As the festive season kicks in and the celebratory mood takes over, India, as a whole might be staring at a crisis that is brewing in the power sector. With coal supplies hitting new lows, power generation has also taken a hard hit. Many states have issued warnings and advisories about power cuts and load-shedding. A political blame game too has erupted in Punjab over this issue.
The centre in a bid to allay fears has assured that coal is in sufficient supply and citizens don’t need to worry. Union Coal Minister Pralhad Joshi while speaking to news agency ANI on Tuesday reiterated that “there won't be a coal shortage”.
In the Northeastern state of Assam, the story is a bit different. The citizens of Assam got a shock when Assam Power Distribution Company Limited (APDCL) put out a notice earlier this week saying that power outages and load shedding may become inevitable. It also highlighted the fact that owing to the limited coal availability the power generation had gone down substantially and the power position was at a critical level. It later clarified on Twitter by saying sufficient power is available and that consumers should not panic.
The erstwhile Assam State Electricity Board is now divided into three companies based on functions. They are Assam Power Generation Corporation Limited (APGCL) for generation; Assam Electricity Grid Corporation Limited (AEGCL) for transmission; and Assam Power Distribution Company Limited (APDCL) for distribution. Abinash Tanti, Assistant Manager at Lakwa Thermal Power Station in Assam’s Maibella told Business Today that Assam relies on other sources for its electricity needs in addition to coal.
“The state-owned APGCL has natural gas-based power plants and hydroelectric plants which generate about 350-400 MW in total. The overall requirement for power exceeds the output of the APGCL, this, bringing in the need for buying power from other places. We rely on other sources to meet our energy demands and some of them are coal based. With the reduced availability of coal, we have heard of instances of power shortages. If this persists, we might face load shedding and power outages,” said Tanti. Lakwa Thermal Power Station is a part of APGCL. Tanti further added that a state receives a portion of energy from central PSUs like NTPC and NHPC which have bases here.
Pallav Jyoti Mahanta, Deputy Manager in AEGCL said even though we might not face a power crisis, we could see a hike in our monthly electricity bills. “The price of electricity might go up if supply of power goes on decreasing and the gap between demand and supply widens. Our job is to procure power. If we can’t get it from one place, we will explore other options and buy from wherever we get”.
Mahanta remained optimistic about the entire situation saying every organisation has a backup or a contingency plan. “The people who are at the helm of generating power and transmitting will definitely find a way out. If one source is not working, I am sure they will come up with an alternative and keep the power running,” added Mahanta, who is currently based out of Panichokua in Upper Assam’s Jorhat.

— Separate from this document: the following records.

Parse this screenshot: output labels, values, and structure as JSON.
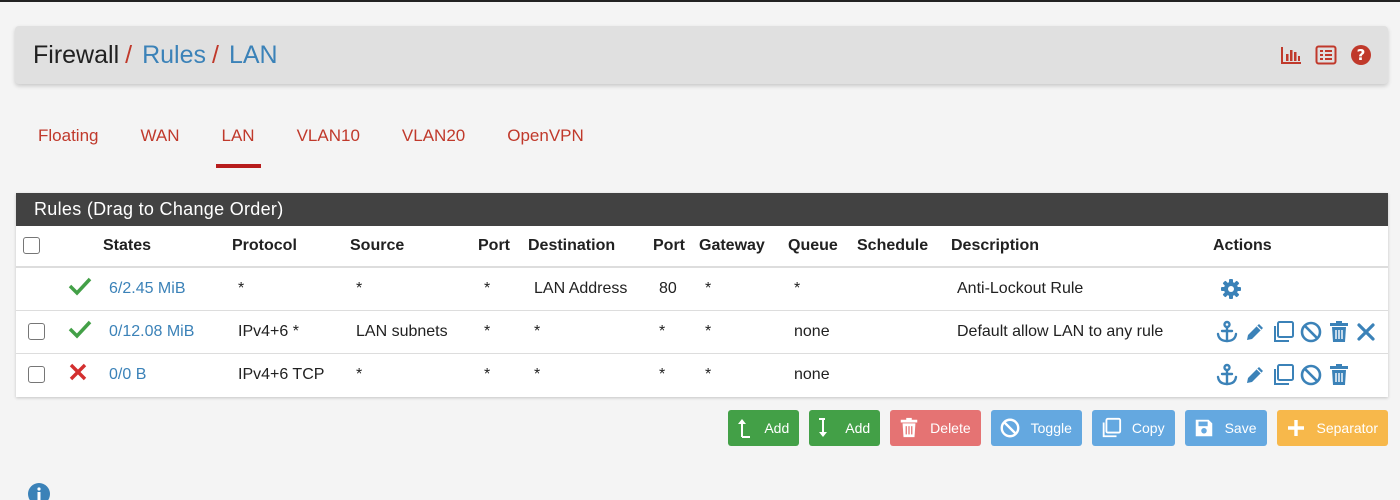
{
  "breadcrumb": {
    "part1": "Firewall",
    "part2": "Rules",
    "part3": "LAN",
    "separator": "/"
  },
  "header_icons": [
    "chart-icon",
    "list-icon",
    "help-icon"
  ],
  "tabs": [
    {
      "label": "Floating",
      "active": false
    },
    {
      "label": "WAN",
      "active": false
    },
    {
      "label": "LAN",
      "active": true
    },
    {
      "label": "VLAN10",
      "active": false
    },
    {
      "label": "VLAN20",
      "active": false
    },
    {
      "label": "OpenVPN",
      "active": false
    }
  ],
  "panel": {
    "title": "Rules (Drag to Change Order)"
  },
  "table": {
    "headers": {
      "states": "States",
      "protocol": "Protocol",
      "source": "Source",
      "port": "Port",
      "destination": "Destination",
      "dport": "Port",
      "gateway": "Gateway",
      "queue": "Queue",
      "schedule": "Schedule",
      "description": "Description",
      "actions": "Actions"
    },
    "rows": [
      {
        "status": "pass",
        "states": "6/2.45 MiB",
        "protocol": "*",
        "source": "*",
        "port": "*",
        "destination": "LAN Address",
        "dport": "80",
        "gateway": "*",
        "queue": "*",
        "schedule": "",
        "description": "Anti-Lockout Rule"
      },
      {
        "status": "pass",
        "states": "0/12.08 MiB",
        "protocol": "IPv4+6 *",
        "source": "LAN subnets",
        "port": "*",
        "destination": "*",
        "dport": "*",
        "gateway": "*",
        "queue": "none",
        "schedule": "",
        "description": "Default allow LAN to any rule"
      },
      {
        "status": "block",
        "states": "0/0 B",
        "protocol": "IPv4+6 TCP",
        "source": "*",
        "port": "*",
        "destination": "*",
        "dport": "*",
        "gateway": "*",
        "queue": "none",
        "schedule": "",
        "description": ""
      }
    ]
  },
  "buttons": {
    "add_top": "Add",
    "add_bottom": "Add",
    "delete": "Delete",
    "toggle": "Toggle",
    "copy": "Copy",
    "save": "Save",
    "separator": "Separator"
  },
  "colors": {
    "link": "#3b82b8",
    "tab_red": "#c0392b",
    "panel_head": "#424242",
    "green": "#43a047",
    "red_btn": "#e57373",
    "blue_btn": "#64a8e0",
    "orange_btn": "#f7b84b"
  }
}
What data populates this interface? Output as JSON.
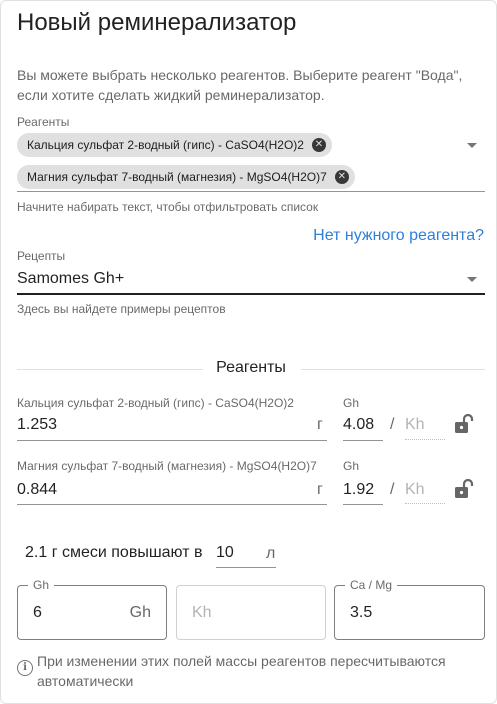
{
  "title": "Новый реминерализатор",
  "description": "Вы можете выбрать несколько реагентов. Выберите реагент \"Вода\", если хотите сделать жидкий реминерализатор.",
  "reagents_select": {
    "label": "Реагенты",
    "chips": [
      {
        "label": "Кальция сульфат 2-водный (гипс) - CaSO4(H2O)2"
      },
      {
        "label": "Магния сульфат 7-водный (магнезия) - MgSO4(H2O)7"
      }
    ],
    "helper": "Начните набирать текст, чтобы отфильтровать список"
  },
  "missing_reagent_link": "Нет нужного реагента?",
  "recipes": {
    "label": "Рецепты",
    "value": "Samomes Gh+",
    "helper": "Здесь вы найдете примеры рецептов"
  },
  "section_title": "Реагенты",
  "reagent_rows": [
    {
      "label": "Кальция сульфат 2-водный (гипс) - CaSO4(H2O)2",
      "amount": "1.253",
      "unit": "г",
      "gh_label": "Gh",
      "gh_value": "4.08",
      "separator": "/",
      "kh_placeholder": "Kh"
    },
    {
      "label": "Магния сульфат 7-водный (магнезия) - MgSO4(H2O)7",
      "amount": "0.844",
      "unit": "г",
      "gh_label": "Gh",
      "gh_value": "1.92",
      "separator": "/",
      "kh_placeholder": "Kh"
    }
  ],
  "mix": {
    "text": "2.1 г смеси повышают в",
    "volume": "10",
    "unit": "л"
  },
  "summary": {
    "gh": {
      "label": "Gh",
      "value": "6",
      "suffix": "Gh"
    },
    "kh": {
      "placeholder": "Kh"
    },
    "ratio": {
      "label": "Ca / Mg",
      "value": "3.5"
    }
  },
  "info_text": "При изменении этих полей массы реагентов пересчитываются автоматически",
  "icons": {
    "chip_delete": "close-circle-icon",
    "dropdown": "arrow-drop-down-icon",
    "lock": "lock-open-icon",
    "info": "info-outline-icon"
  },
  "colors": {
    "link": "#2f7fd9",
    "chip_bg": "#e0e0e0"
  }
}
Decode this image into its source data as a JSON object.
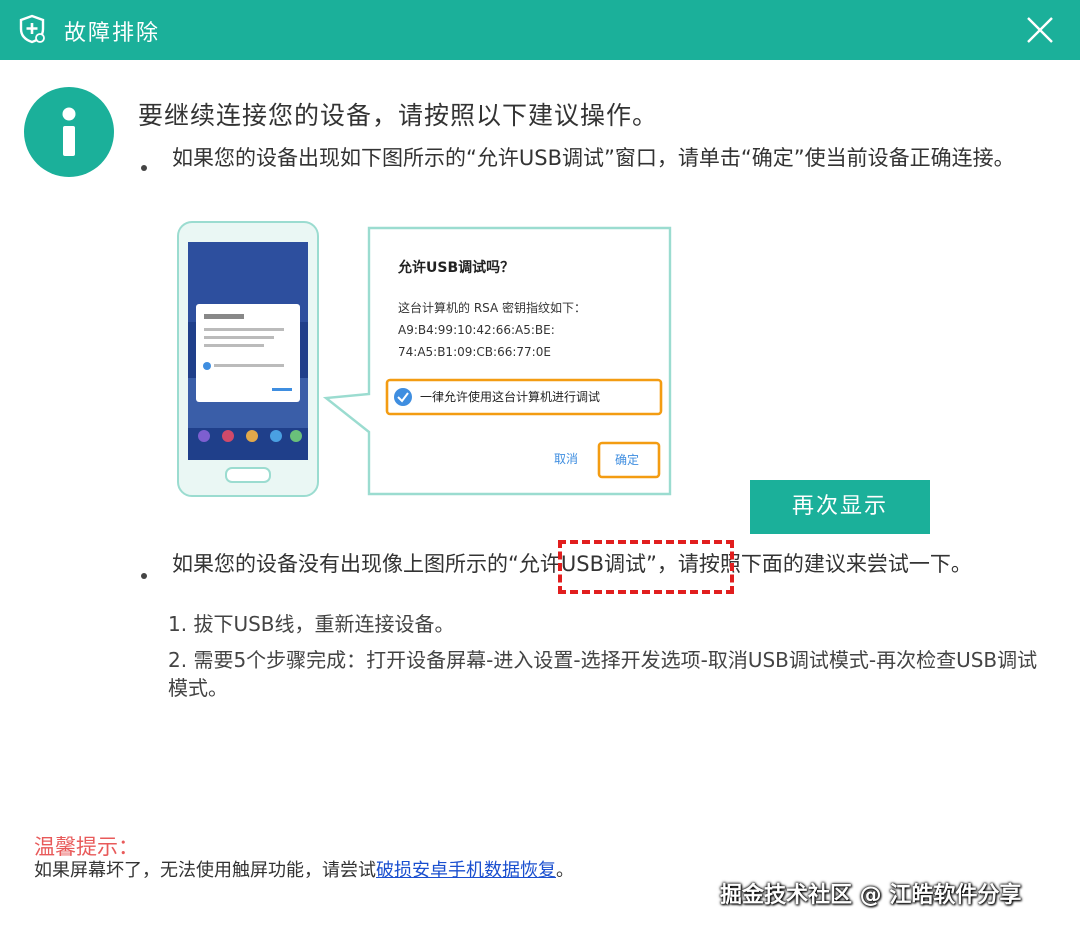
{
  "window": {
    "title": "故障排除",
    "icon": "shield-plus-icon",
    "close_icon": "close-icon"
  },
  "colors": {
    "accent": "#1bb09a",
    "warning_red": "#e11e1e",
    "tip_red": "#e85a5a",
    "link_blue": "#1a4fcf",
    "highlight_orange": "#f39c12"
  },
  "main": {
    "heading": "要继续连接您的设备，请按照以下建议操作。",
    "bullet1": "如果您的设备出现如下图所示的“允许USB调试”窗口，请单击“确定”使当前设备正确连接。",
    "dialog": {
      "title": "允许USB调试吗？",
      "line1": "这台计算机的 RSA 密钥指纹如下：",
      "line2": "A9:B4:99:10:42:66:A5:BE:",
      "line3": "74:A5:B1:09:CB:66:77:0E",
      "checkbox_label": "一律允许使用这台计算机进行调试",
      "cancel": "取消",
      "ok": "确定"
    },
    "show_again_button": "再次显示",
    "bullet2": "如果您的设备没有出现像上图所示的“允许USB调试”，请按照下面的建议来尝试一下。",
    "steps": [
      "1. 拔下USB线，重新连接设备。",
      "2. 需要5个步骤完成：打开设备屏幕-进入设置-选择开发选项-取消USB调试模式-再次检查USB调试模式。"
    ]
  },
  "tip": {
    "title": "温馨提示：",
    "text": "如果屏幕坏了，无法使用触屏功能，请尝试",
    "link": "破损安卓手机数据恢复",
    "suffix": "。"
  },
  "watermark": "掘金技术社区 @ 江皓软件分享"
}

APDCL’s Sheikh Abdullah told Business Today that there was a crisis like situation, but everything is now well under control. He highlighted the fact that sufficient electricity has been procured to meet the needs and further procurement is on. Abdullah is a Sub-division Engineer in Lower Assam’s Mankachar. On being asked about the possibility of a rise in the per unit cost of electricity, he said that prices are generally fixed for a year by the Assam Electricity Regulatory Commission (AERC) and a hike at this point in time is unlikely. He also echoed Mahanta’s sentiment on contingency plans and said that are backup plans which have been devised to be executed in case of an emergency.